Ebru Timur, üreticinin eğitimin öneminin artmasının farkında olduklarını ve gelecek beş yılda eğlence sektöründe de kişiselleştirilmiş ve teknoloji ile entegre edilmiş deneyimlerin her alanda yükseldiğinin görüleceğini belirtti.

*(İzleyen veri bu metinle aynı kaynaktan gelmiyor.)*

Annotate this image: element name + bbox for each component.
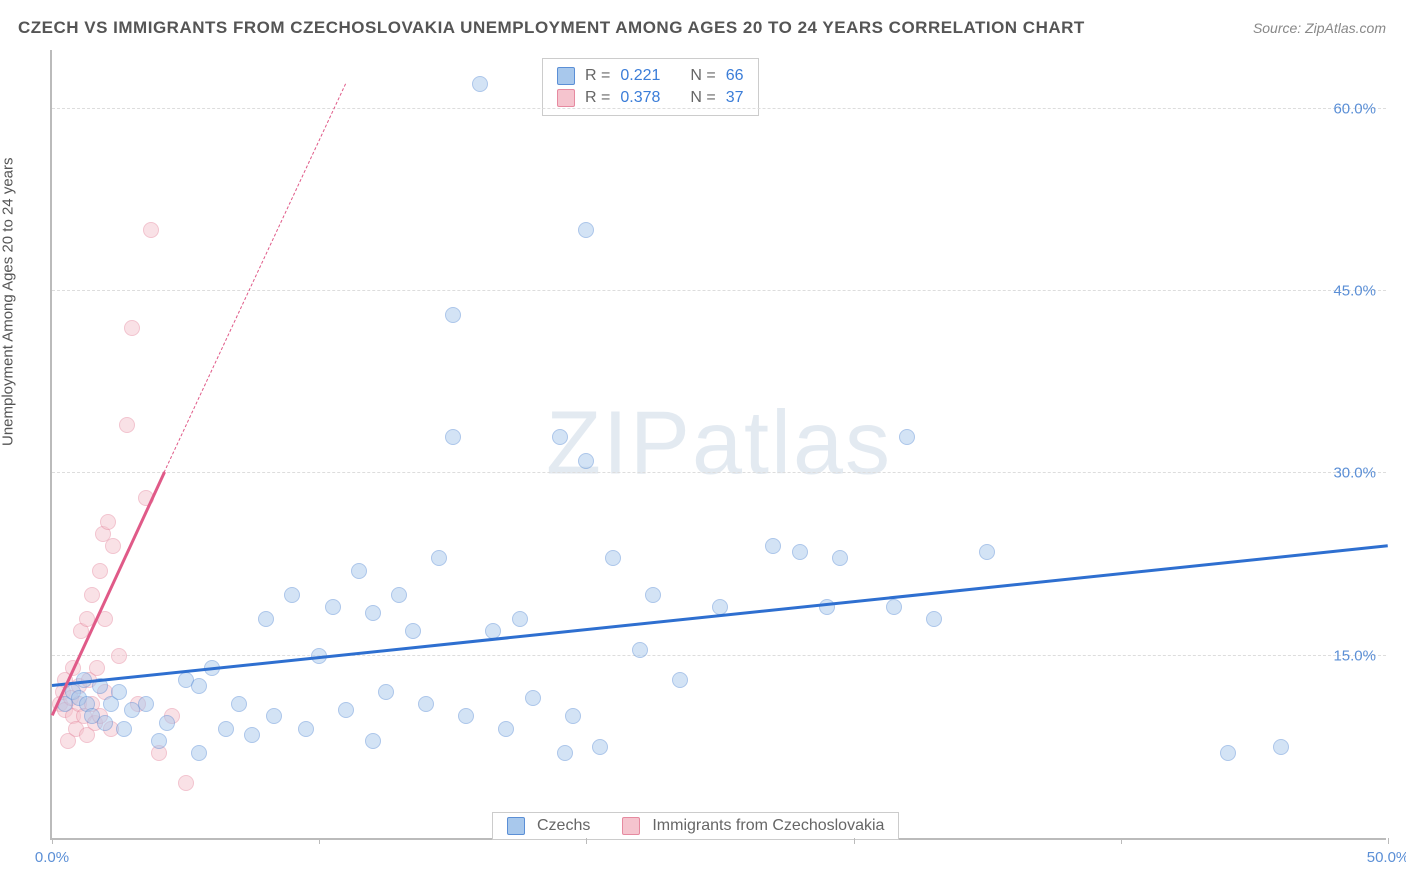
czechs-point [605, 550, 621, 566]
czechs-point [231, 696, 247, 712]
czechs-point [138, 696, 154, 712]
czechs-point [926, 611, 942, 627]
gridline-h [52, 655, 1386, 656]
stats-row-czechs: R = 0.221 N = 66 [557, 65, 744, 87]
x-tick-label: 0.0% [35, 849, 69, 866]
czechs-point [886, 599, 902, 615]
czechs-point [899, 429, 915, 445]
gridline-h [52, 108, 1386, 109]
czechs-point [391, 587, 407, 603]
czechs-point [111, 684, 127, 700]
czechs-point [832, 550, 848, 566]
tick-v [586, 838, 587, 844]
legend-swatch-immigrants [622, 817, 640, 835]
czechs-point [645, 587, 661, 603]
czechs-point [258, 611, 274, 627]
y-tick-label: 15.0% [1333, 647, 1376, 664]
czechs-point [418, 696, 434, 712]
czechs-point [325, 599, 341, 615]
czechs-point [498, 721, 514, 737]
czechs-point [97, 715, 113, 731]
czechs-point [557, 745, 573, 761]
tick-v [319, 838, 320, 844]
czechs-point [445, 429, 461, 445]
czechs-point [592, 739, 608, 755]
immigrants-point [119, 417, 135, 433]
legend-swatch-czechs [507, 817, 525, 835]
tick-v [854, 838, 855, 844]
czechs-point [472, 76, 488, 92]
czechs-point [979, 544, 995, 560]
x-tick-label: 50.0% [1367, 849, 1406, 866]
gridline-h [52, 472, 1386, 473]
immigrants-point [92, 563, 108, 579]
series-legend: Czechs Immigrants from Czechoslovakia [492, 812, 899, 840]
czechs-point [632, 642, 648, 658]
czechs-point [578, 222, 594, 238]
czechs-point [365, 605, 381, 621]
czechs-point [218, 721, 234, 737]
chart-title: CZECH VS IMMIGRANTS FROM CZECHOSLOVAKIA … [18, 18, 1085, 38]
czechs-point [431, 550, 447, 566]
immigrants-point [178, 775, 194, 791]
czechs-point [365, 733, 381, 749]
czechs-point [298, 721, 314, 737]
czechs-point [445, 307, 461, 323]
gridline-h [52, 290, 1386, 291]
immigrants-point [143, 222, 159, 238]
immigrants-point [84, 587, 100, 603]
czechs-point [151, 733, 167, 749]
y-tick-label: 45.0% [1333, 283, 1376, 300]
czechs-point [351, 563, 367, 579]
czechs-point [191, 745, 207, 761]
czechs-point [792, 544, 808, 560]
swatch-czechs [557, 67, 575, 85]
czechs-point [672, 672, 688, 688]
czechs-point [284, 587, 300, 603]
czechs-point [512, 611, 528, 627]
czechs-point [525, 690, 541, 706]
czechs-point [552, 429, 568, 445]
immigrants-point [105, 538, 121, 554]
trend-line [164, 84, 347, 473]
czechs-point [405, 623, 421, 639]
immigrants-point [100, 514, 116, 530]
czechs-point [765, 538, 781, 554]
czechs-point [458, 708, 474, 724]
y-tick-label: 60.0% [1333, 100, 1376, 117]
immigrants-point [89, 660, 105, 676]
legend-label-czechs: Czechs [537, 817, 590, 835]
czechs-point [1273, 739, 1289, 755]
czechs-point [116, 721, 132, 737]
plot-area: ZIPatlas R = 0.221 N = 66 R = 0.378 N = … [50, 50, 1386, 840]
immigrants-point [111, 648, 127, 664]
czechs-point [378, 684, 394, 700]
czechs-point [159, 715, 175, 731]
y-tick-label: 30.0% [1333, 465, 1376, 482]
source-attribution: Source: ZipAtlas.com [1253, 20, 1386, 36]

Timur sözlerine şöyle devam etti: “Sektörde çocuklu aile eğlencesi hızla büyüyecek ve farklılaşacak. Biz de Çocuklar Ülkesi’nde, çocuklar ve ebeveynlerden düzenli olarak geri bildirim alarak kendimizi geliştiriyoruz. Müthiş bir nesil geliyor. Tanımadıkları akranlarıyla güvenli ortamlarda onlara hizmet vermek bizim görevimiz. Çocuklar Ülkesi’nde özgürce gezen bu çocuklar beş sene sonra yarının yetişkinleri olacaklar. Gelecek için çocuklara rol model olarak ilham vermeye ve onları eğitmeye her zamankinden daha fazla ihtiyacımız var. Pozitif rol modellerin keşfedilmesinde ve bunda rol oynamak konusunda daha aktif olmalıyız”.
SEMİNERİN İKİNCİ GÜNÜNDE ÖĞRETMENLER GÖZÜNDEN SALGIN DÖNEMİ KONUŞULDU
Ebru Timur’un ev sahipliğinde ve Uzm. Dr. Kerem Dündar katılımıyla 31 Mart’ta gerçekleşen ‘’Yeni Dünyada Öğretmen Olmak’’ seminerinde de öğretmenlerin gözünden salgın dönemi değerlendirildi. Uzaktan eğitimin öğrenciler üzerindeki etkileri, öğretmenlerin karşılaştığı zorluklar ve öğretmenlerin meslekleri hakkındaki düşünceleri konusunda ilgi çekici sonuçlar paylaşıldı. Araştırma sonuçları, online eğitime erişimde yüzde 76 gibi yüksek bir oran olsa da öğretmenlerin sadece yüzde 31’nin eğitimin verimli olduğunu düşündüklerini gösteriyor. Öğretmenler, öğrencileriyle salgın öncesinde olduğu gibi yüz yüze eğitime dönmek istiyor; öğretmenlerin de yüzde 83’ünün yüz yüze eğitime geçmek istediğini belirtiyor.